Thursday, February 14, 2013







Rhetoric By Molotov


“One false step and our enemies would be upon us surely comrades you don’t want Jones to come back?”

-George Orwell, Animal Farm (p. 22), 1945



Before the President found his inner progressive on Tuesday evening, he dialed up his usual rhetoric about the deficit.   He stated

Yes, the biggest driver of our long-term debt is the rising cost of health care for an aging population. And those of us who care deeply about programs like Medicare must embrace the need for modest reforms. Otherwise, our retirement programs will crowd out the investments we need for our children and jeopardize the promise of a secure retirement for future generations. But we can't ask senior citizens and working families to shoulder the entire burden of deficit reduction while asking nothing more from the wealthiest and the most powerful.
(APPLAUSE)

We won't grow the middle class simply by shifting the cost of health care or college onto families that are already struggling or by forcing communities to lay off more teachers and more cops and more firefighters. Most Americans -- Democrats, Republicans and independents -- understand that we can't just cut our way to prosperity.

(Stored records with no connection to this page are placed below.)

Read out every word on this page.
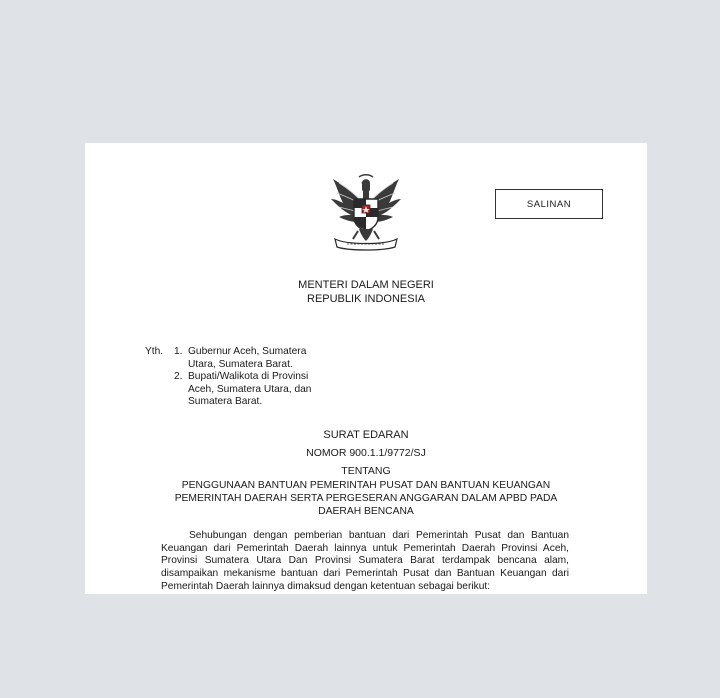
SALINAN
MENTERI DALAM NEGERI
REPUBLIK INDONESIA
Yth. 1. Gubernur Aceh, Sumatera
Utara, Sumatera Barat.
2. Bupati/Walikota di Provinsi
Aceh, Sumatera Utara, dan
Sumatera Barat.
SURAT EDARAN
NOMOR 900.1.1/9772/SJ
TENTANG
PENGGUNAAN BANTUAN PEMERINTAH PUSAT DAN BANTUAN KEUANGAN
PEMERINTAH DAERAH SERTA PERGESERAN ANGGARAN DALAM APBD PADA
DAERAH BENCANA

Sehubungan dengan pemberian bantuan dari Pemerintah Pusat dan Bantuan Keuangan dari Pemerintah Daerah lainnya untuk Pemerintah Daerah Provinsi Aceh, Provinsi Sumatera Utara Dan Provinsi Sumatera Barat terdampak bencana alam, disampaikan mekanisme bantuan dari Pemerintah Pusat dan Bantuan Keuangan dari Pemerintah Daerah lainnya dimaksud dengan ketentuan sebagai berikut:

They know that broad-based economic growth requires a balanced approach to deficit reduction, with spending cuts and revenue, and with everybody doing their fair share. And that's the approach I offer tonight.

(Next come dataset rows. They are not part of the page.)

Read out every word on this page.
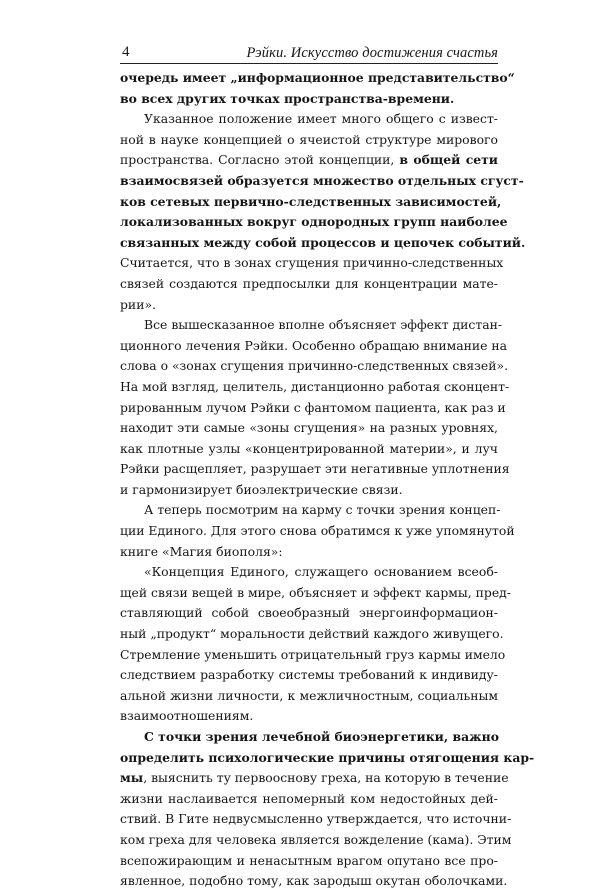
4	Рэйки. Искусство достижения счастья
очередь имеет „информационное представительство“
во всех других точках пространства-времени.
Указанное положение имеет много общего с извест-
ной в науке концепцией о ячеистой структуре мирового
пространства. Согласно этой концепции, в общей сети
взаимосвязей образуется множество отдельных сгуст-
ков сетевых первично-следственных зависимостей,
локализованных вокруг однородных групп наиболее
связанных между собой процессов и цепочек событий.
Считается, что в зонах сгущения причинно-следственных
связей создаются предпосылки для концентрации мате-
рии».
Все вышесказанное вполне объясняет эффект дистан-
ционного лечения Рэйки. Особенно обращаю внимание на
слова о «зонах сгущения причинно-следственных связей».
На мой взгляд, целитель, дистанционно работая сконцент-
рированным лучом Рэйки с фантомом пациента, как раз и
находит эти самые «зоны сгущения» на разных уровнях,
как плотные узлы «концентрированной материи», и луч
Рэйки расщепляет, разрушает эти негативные уплотнения
и гармонизирует биоэлектрические связи.
А теперь посмотрим на карму с точки зрения концеп-
ции Единого. Для этого снова обратимся к уже упомянутой
книге «Магия биополя»:
«Концепция Единого, служащего основанием всеоб-
щей связи вещей в мире, объясняет и эффект кармы, пред-
ставляющий собой своеобразный энергоинформацион-
ный „продукт“ моральности действий каждого живущего.
Стремление уменьшить отрицательный груз кармы имело
следствием разработку системы требований к индивиду-
альной жизни личности, к межличностным, социальным
взаимоотношениям.
С точки зрения лечебной биоэнергетики, важно
определить психологические причины отягощения кар-
мы, выяснить ту первооснову греха, на которую в течение
жизни наслаивается непомерный ком недостойных дей-
ствий. В Гите недвусмысленно утверждается, что источни-
ком греха для человека является вожделение (кама). Этим
всепожирающим и ненасытным врагом опутано все про-
явленное, подобно тому, как зародыш окутан оболочками.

President Obama won't ask elderly people and the working class to shoulder the entire burden of deficit reduction- only a large portion of it.  Similarly,  he won't 'grow' the middle class simply by shifting the cost of health care or college onto struggling families or by forcing communities to lay off more teachers, police officers, and firefighters.  That is part of the plan, not its entirety.

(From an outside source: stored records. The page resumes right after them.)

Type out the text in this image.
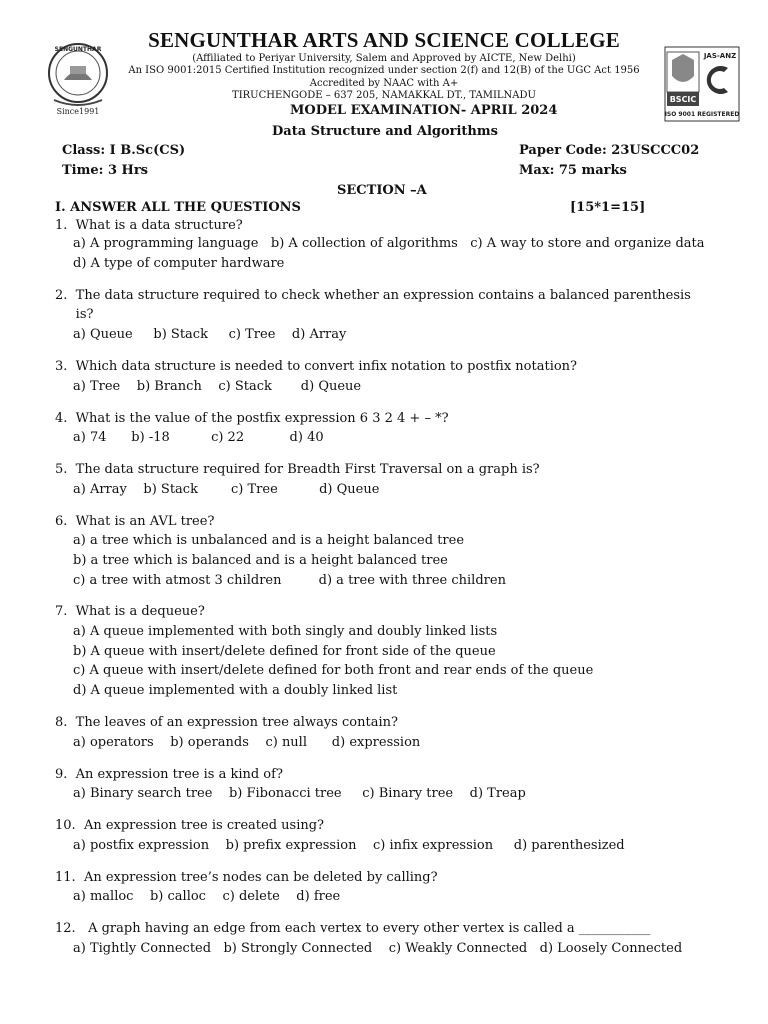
SENGUNTHAR
Since1991
BSCIC
JAS-ANZ
ISO 9001 REGISTERED
SENGUNTHAR ARTS AND SCIENCE COLLEGE
(Affiliated to Periyar University, Salem and Approved by AICTE, New Delhi)
An ISO 9001:2015 Certified Institution recognized under section 2(f) and 12(B) of the UGC Act 1956
Accredited by NAAC with A+
TIRUCHENGODE – 637 205, NAMAKKAL DT., TAMILNADU
MODEL EXAMINATION- APRIL 2024
Data Structure and Algorithms
Class: I B.Sc(CS)
Time: 3 Hrs
Paper Code: 23USCCC02
Max: 75 marks
SECTION –A
I. ANSWER ALL THE QUESTIONS	[15*1=15]
1.  What is a data structure?
a) A programming language   b) A collection of algorithms   c) A way to store and organize data
d) A type of computer hardware
2.  The data structure required to check whether an expression contains a balanced parenthesis
is?
a) Queue     b) Stack     c) Tree    d) Array
3.  Which data structure is needed to convert infix notation to postfix notation?
a) Tree    b) Branch    c) Stack       d) Queue
4.  What is the value of the postfix expression 6 3 2 4 + – *?
a) 74      b) -18          c) 22           d) 40
5.  The data structure required for Breadth First Traversal on a graph is?
a) Array    b) Stack        c) Tree          d) Queue
6.  What is an AVL tree?
a) a tree which is unbalanced and is a height balanced tree
b) a tree which is balanced and is a height balanced tree
c) a tree with atmost 3 children         d) a tree with three children
7.  What is a dequeue?
a) A queue implemented with both singly and doubly linked lists
b) A queue with insert/delete defined for front side of the queue
c) A queue with insert/delete defined for both front and rear ends of the queue
d) A queue implemented with a doubly linked list
8.  The leaves of an expression tree always contain?
a) operators    b) operands    c) null      d) expression
9.  An expression tree is a kind of?
a) Binary search tree    b) Fibonacci tree     c) Binary tree    d) Treap
10.  An expression tree is created using?
a) postfix expression    b) prefix expression    c) infix expression     d) parenthesized
11.  An expression tree’s nodes can be deleted by calling?
a) malloc    b) calloc    c) delete    d) free
12.   A graph having an edge from each vertex to every other vertex is called a ___________
a) Tightly Connected   b) Strongly Connected    c) Weakly Connected   d) Loosely Connected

But that's not all.  Obama noted "the biggest driver of our long-term debt is the rising cost of health care."  But then he cleverly added "for an aging population," thereby suggesting that the cost of health care is due to the elderly people receiving it- and the Medicare program paying for it.    Dean Baker, however, recently debunked the argument that baby boomers entering retirement are dumping the costs of Social Security and Medicare onto the younger generation.  He explained

The imbalance on the Medicare side stems from the fact that we pay twice as much per person for our health care as the average for people in other wealthy countries. This is not the result of us getting better care; we don’t generally have better outcomes than people in other countries. It is the result of the fact that we pay more for our care. This means that our doctors get paid much higher salaries (our autoworkers and retail clerks don’t), we pay far more for our drugs, our medical equipment and everything else in our health care system.

This is a story of class war: rich people getting richer from the inefficiency and corruption in the health care system. 

"The problem," Baker had observed on another occasion, "is not the American people getting what they want" but "the health care industry using its political power to extort incredible sums from the rest of us."

Intent on deception, Obama pledged "on Medicare, I'm prepared to enact reforms that will achieve the same amount of health care savings by the beginning of the next decade as the reforms proposed by the bipartisan Simpson-Bowles commission."

There was no reform proposed by the Simpson-Bowles commission; there was nothing proposed by the commission because there was no report issued by the commission.   Today, Baker noted

Just as little kids like to believe in Santa Claus and the Tooth Fairy, Washington insiders like to believe that the Bowles Simpson commission issued a report. Of course the commission did not issue a report.

The commission's by-laws state that a report would need the support of 14 of the 18 members of the commission. There was no report that met threshold and in fact no formal vote was ever taken on any report. The document in question should properly be referred to as the report of the co-chairs, former Senator Alan Simpson and Morgan Stanley director Erskine Bowles.

It might be painful to accept the truth, but there is no Santa Claus, Tooth Fairy or Bowles-Simpson Commission report.

If there was an intent to deceive on Medicare and Simpson-Bowles, Social Security could not be far behind.  And it wasn't.  The President contended  

To hit the rest of our deficit reduction target, we should do what leaders in both parties have already suggested and save hundreds of billions of dollars by getting rid of tax loopholes and deductions for the well-off and the well-connected. After all, why would we choose to make deeper cuts to education and Medicare just to protect special interest tax breaks? How is that fair? Why is it that deficit reduction is a big emergency, justifying making cuts in Social Security benefits, but not closing some loopholes? How does that promote growth?

In George Orwell's classic Animal Farm, Squealer (representing Vyacheslav Molotov) stated "surely, comrades, you don't want Jones back?"  Asked in that fashion, it was obvious no one should want Farmer Jones to return.  Similarly, President Obama asks, rhetorically, "Why is it that deficit reduction is a big emergency, justifying making cuts in Social Security benefits but not closing some loopholes?"  That leaves the mistaken and injurious impression that deficit reduction requires both.  By saying that deficit reduction requires not only "cuts in Social Security benefits (but also) closing some loopholes," he conflates the deficit and Social Security.

Before going on to the liberal, reality-based portions of his address, President Obama first tried to establish his credentials on the economy by appealing to the crowd that worships bipartisanship.  If he had to enhance fallacies about entitlements and the deficit reduction panel he created, it was all, he might suppose, in a good cause.